About Our Church
The Worthington Seventh-day Adventist church first met on July 17, 1920, at Harding Hospital, with 26 in attendance. Since then the church has grown to more than 800 members. In 1951 the growing congregation constructed the original church building at the end of Griswold Street.
The first church school was organized in 1926, though it wasn’t until 1938 that a separate school building was built. Additions through the years have increased the size of the school building, and in 1962 we added a gymnasium-auditorium, the Adventist Activity Center, to our church campus.
In 2005-06, we began a new phase of the school, by building a new facility on the same campus to house our K-8 grades, making the old school available for the Church run daycare program.
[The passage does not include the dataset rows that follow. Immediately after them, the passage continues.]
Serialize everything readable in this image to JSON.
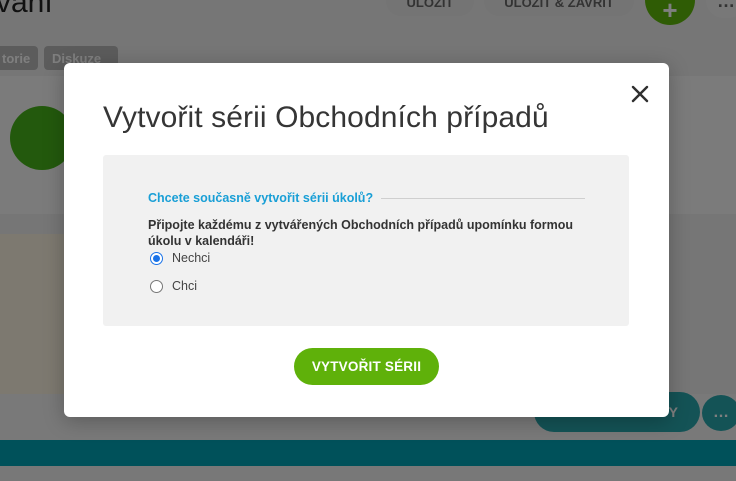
{
  "background": {
    "title": "vání",
    "buttons": {
      "save": "Uložit",
      "save_close": "Uložit & zavřít"
    },
    "more_label": "…",
    "tabs": [
      "torie",
      "Diskuze"
    ],
    "bottom_button_label": "Y"
  },
  "modal": {
    "title": "Vytvořit sérii Obchodních případů",
    "section_title": "Chcete současně vytvořit sérii úkolů?",
    "description": "Připojte každému z vytvářených Obchodních případů upomínku formou úkolu v kalendáři!",
    "options": [
      {
        "label": "Nechci",
        "selected": true
      },
      {
        "label": "Chci",
        "selected": false
      }
    ],
    "create_button": "VYTVOŘIT SÉRII"
  },
  "colors": {
    "accent_green": "#5fb10a",
    "section_blue": "#199fd6",
    "bar_teal": "#00a3b4"
  }
}
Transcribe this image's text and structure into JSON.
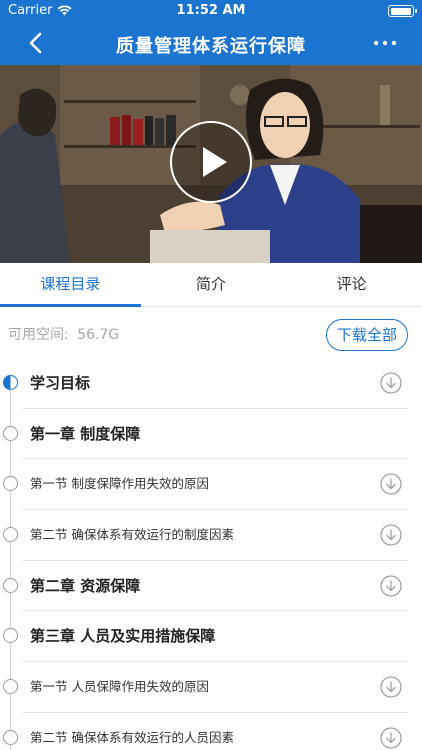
{
  "status_bar": {
    "carrier": "Carrier",
    "time": "11:52 AM",
    "battery_level": 1.0
  },
  "nav": {
    "title": "质量管理体系运行保障",
    "back_icon": "chevron-left-icon",
    "more_icon": "more-horizontal-icon"
  },
  "video": {
    "play_icon": "play-icon"
  },
  "tabs": [
    {
      "label": "课程目录",
      "active": true
    },
    {
      "label": "简介",
      "active": false
    },
    {
      "label": "评论",
      "active": false
    }
  ],
  "storage": {
    "label": "可用空间:",
    "value": "56.7G",
    "download_all_label": "下载全部"
  },
  "catalog": [
    {
      "label": "学习目标",
      "kind": "chapter",
      "current": true,
      "downloadable": true
    },
    {
      "label": "第一章 制度保障",
      "kind": "chapter",
      "current": false,
      "downloadable": false
    },
    {
      "label": "第一节 制度保障作用失效的原因",
      "kind": "section",
      "current": false,
      "downloadable": true
    },
    {
      "label": "第二节 确保体系有效运行的制度因素",
      "kind": "section",
      "current": false,
      "downloadable": true
    },
    {
      "label": "第二章 资源保障",
      "kind": "chapter",
      "current": false,
      "downloadable": true
    },
    {
      "label": "第三章 人员及实用措施保障",
      "kind": "chapter",
      "current": false,
      "downloadable": false
    },
    {
      "label": "第一节 人员保障作用失效的原因",
      "kind": "section",
      "current": false,
      "downloadable": true
    },
    {
      "label": "第二节 确保体系有效运行的人员因素",
      "kind": "section",
      "current": false,
      "downloadable": true
    }
  ],
  "colors": {
    "primary": "#1b74d0",
    "muted_text": "#a8a8a8",
    "divider": "#e8e8e8"
  }
}
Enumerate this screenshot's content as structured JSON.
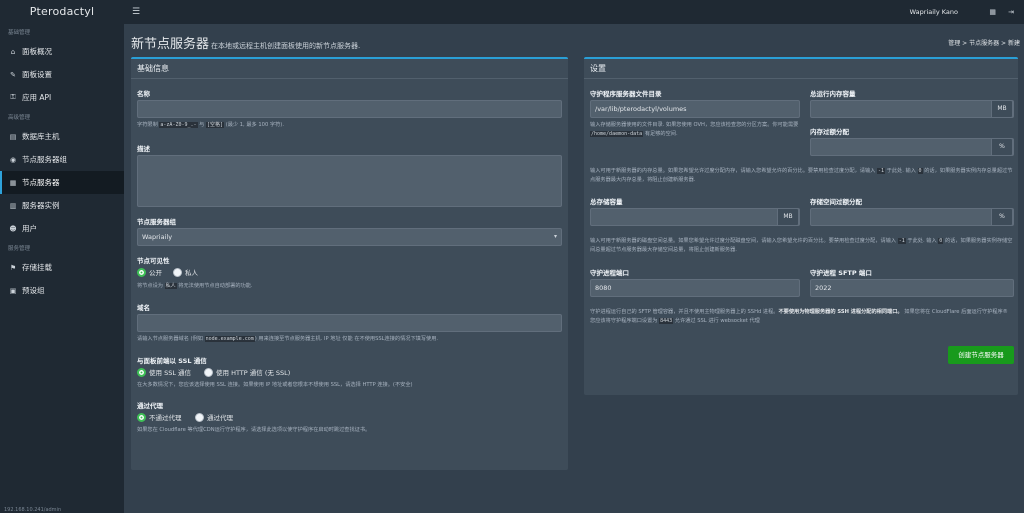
{
  "brand": "Pterodactyl",
  "sidebar": {
    "sec1": "基础管理",
    "items1": [
      {
        "icon": "⌂",
        "label": "面板概况"
      },
      {
        "icon": "✎",
        "label": "面板设置"
      },
      {
        "icon": "⚿",
        "label": "应用 API"
      }
    ],
    "sec2": "高级管理",
    "items2": [
      {
        "icon": "▤",
        "label": "数据库主机"
      },
      {
        "icon": "◉",
        "label": "节点服务器组"
      },
      {
        "icon": "▦",
        "label": "节点服务器"
      },
      {
        "icon": "▥",
        "label": "服务器实例"
      },
      {
        "icon": "☻",
        "label": "用户"
      }
    ],
    "sec3": "服务管理",
    "items3": [
      {
        "icon": "⚑",
        "label": "存储挂载"
      },
      {
        "icon": "▣",
        "label": "预设组"
      }
    ],
    "version": "192.168.10.241/admin"
  },
  "topbar": {
    "user": "Wapriaily Kano"
  },
  "header": {
    "title": "新节点服务器",
    "subtitle": "在本地或远程主机创建面板使用的新节点服务器.",
    "breadcrumb": [
      "管理",
      "节点服务器",
      "新建"
    ],
    "sep": ">"
  },
  "basic": {
    "title": "基础信息",
    "name_label": "名称",
    "name_help_a": "字符限制 ",
    "name_help_code1": "a-zA-Z0-9_.-",
    "name_help_b": " 与 ",
    "name_help_code2": "[空格]",
    "name_help_c": " (最少 1, 最多 100 字符).",
    "desc_label": "描述",
    "loc_label": "节点服务器组",
    "loc_value": "Wapriaily",
    "vis_label": "节点可见性",
    "vis_public": "公开",
    "vis_private": "私人",
    "vis_help_a": "将节点设为 ",
    "vis_help_code": "私人",
    "vis_help_b": " 将无法使用节点自动部署的功能.",
    "fqdn_label": "域名",
    "fqdn_help_a": "请输入节点服务器域名 (例如 ",
    "fqdn_help_code": "node.example.com",
    "fqdn_help_b": ") 用来连接至节点服务器主机. IP 地址 仅能 在不使用SSL连接的情况下填写使用.",
    "ssl_label": "与面板前端以 SSL 通信",
    "ssl_yes": "使用 SSL 通信",
    "ssl_no": "使用 HTTP 通信 (无 SSL)",
    "ssl_help": "在大多数情况下，您应该选择使用 SSL 连接。如果使用 IP 地址或者您根本不想使用 SSL，请选择 HTTP 连接。(不安全)",
    "proxy_label": "通过代理",
    "proxy_no": "不通过代理",
    "proxy_yes": "通过代理",
    "proxy_help": "如果您在 Cloudflare 等代理CDN运行守护程序，请选择此选项以使守护程序在启动时跳过查找证书。"
  },
  "settings": {
    "title": "设置",
    "dir_label": "守护程序服务器文件目录",
    "dir_value": "/var/lib/pterodactyl/volumes",
    "dir_help_a": "输入存储服务器使用的文件目录. 如果您使用 OVH，您应该检查您的分区方案。你可能需要 ",
    "dir_help_code": "/home/daemon-data",
    "dir_help_b": " 有足够的空间.",
    "mem_label": "总运行内存容量",
    "mem_unit": "MB",
    "memover_label": "内存过额分配",
    "pct": "%",
    "mem_help_a": "输入可用于新服务器的内存总量。如果您希望允许过度分配内存，请输入您希望允许的百分比。要禁用检查过度分配，请输入 ",
    "mem_help_code1": "-1",
    "mem_help_b": " 于此处. 输入 ",
    "mem_help_code2": "0",
    "mem_help_c": " 的话，如果服务器实例内存总量超过节点服务器最大内存总量，将阻止创建新服务器.",
    "disk_label": "总存储容量",
    "disk_unit": "MB",
    "diskover_label": "存储空间过额分配",
    "disk_help_a": "输入可用于新服务器的磁盘空间总量。如果您希望允许过度分配磁盘空间，请输入您希望允许的百分比。要禁用检查过度分配，请输入 ",
    "disk_help_code1": "-1",
    "disk_help_b": " 于此处. 输入 ",
    "disk_help_code2": "0",
    "disk_help_c": " 的话，如果服务器实例存储空间总量超过节点服务器最大存储空间总量，将阻止创建新服务器.",
    "port_label": "守护进程端口",
    "port_value": "8080",
    "sftp_label": "守护进程 SFTP 端口",
    "sftp_value": "2022",
    "port_help_a": "守护进程运行自己的 SFTP 管理容器，并且不使用主物理服务器上的 SSHd 进程。",
    "port_help_bold": "不要使用为物理服务器的 SSH 进程分配的相同端口。",
    "port_help_b": " 如果您将在 CloudFlare 后面运行守护程序® 您应该将守护程序端口设置为 ",
    "port_help_code": "8443",
    "port_help_c": " 允许通过 SSL 进行 websocket 代理",
    "submit": "创建节点服务器"
  },
  "colors": {
    "accent": "#2a9fd6",
    "success": "#189a1c",
    "sidebar": "#1f2933",
    "bg": "#33404d",
    "box": "#3e4c59"
  }
}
The Worthington Seventh-day Adventist Church owes much to two community institutions: Harding Hospital and Worthington Foods.Dr. George Harding II, a dedicated Seventh-day Adventist and a brother of President Warren Harding, studied at Battle Creek College and later became a psychiatrist. It was Harding’s dream to open a psychiatric hospital built on the Battle Creek Sanitarium model. In 1921 Harding sited his hospital at its present location in Worthington, where it continues today as a campus of the Ohio State University Medical Center.
Worthington Foods began in 1939 to fill the demand for meat-alternative food products among vegetarian Seventh-day Adventists. The company has gone through several changes in its 60 years of existence; today it is owned by the W.K. Kellogg company and is the largest manufacturer of meat-analog products in the world.
As the Columbus metro area continues to grow, so has our church. We now worship in a new, larger church building at 385 E. Dublin- Granville Rd. Our former church now serves as the chapel to our school, Worthington Adventist Academy. Surely “we have nothing to fear for the future except as we forget how God has led in the past.”